Fourth, related to the point above, establishing a set of ‘MDGs for competitiveness’ would incorporate measures of economic freedom and administrative efficiency, and also attempt to quantify how much their absence cost businesses. It would also add a number of other indicators that entrepreneurs find are the other main obstacles to running a business: the costs of capital, electricity, transportation, telecommunications, tax, labour, and corruption. A focus on these measurable fundamentals would re-prioritize how aid money is spent. To reduce the cost of capital, policy attention should be paid to reducing risks to local commercial banks so that they can lend the money they already have. To reduce the cost of transportation, the focus should be on trade facilitation and infrastructure. Reducing the costs of energy requires creative public-private infrastructure partnerships. Each poor country has its own distinct cost structure, a unique mix of reasons why it is overly expensive or risky to do business there – both for domestic and foreign entrepreneurs.

How African Governments should Act

Fifth, just as China did in the 1970s and 1980s when it negotiated access to China with foreign companies, African governments should – without overplaying their hand – make technology transfer and value addition a condition in contract and concession negotiations with foreign firms.

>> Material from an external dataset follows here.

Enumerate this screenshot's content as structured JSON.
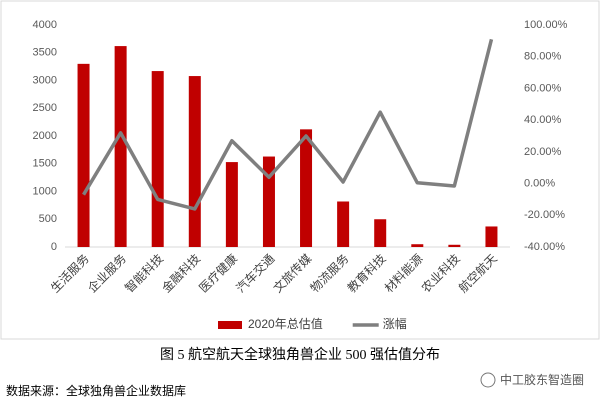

Sixth, and finally, there are things that African nations can do themselves to become more competitive and to develop faster. As long as countries succeed by making and selling things, government can lower the cost of doing business through policy. They can ensure transparency and the rule of law, and improving regulatory oversight. They can put policies in place that attract skills, the most valuable and scarce resource of all. Capital is not the key problem; competitiveness is. Since successful countries are not good at everything, there is an imperative to prioritise, where governments have a key role. And success presumes government capacity, efficiency and insight in key areas just as it presumes the absence (or removal) of onerous and inefficient bureaucracy, cumbersome and costly overregulation, and too-high barriers to trade and investment. As highlighted above, this should not be politically polarised as having to make a choice between market and government fundamentalism. Instead there is a critical need for both attributes in due measure.

* * *

* This document was prepared by the African delegation to the third meeting of the Africa-China-US Trilateral Dialogue, Washington, 10-11 September 2007. The delegation comprised: Dr. William Lyakurwa, Hon. Sydney Mufamadi, Hon. Patrick Mazimhaka, Michael Spicer, Amb. Joe Mollo, Hon. Lopo do Nascimento, and Dr. Greg Mills. Please note that the views expressed remain those of the individuals’ alone, and should not be taken to reflect any official position.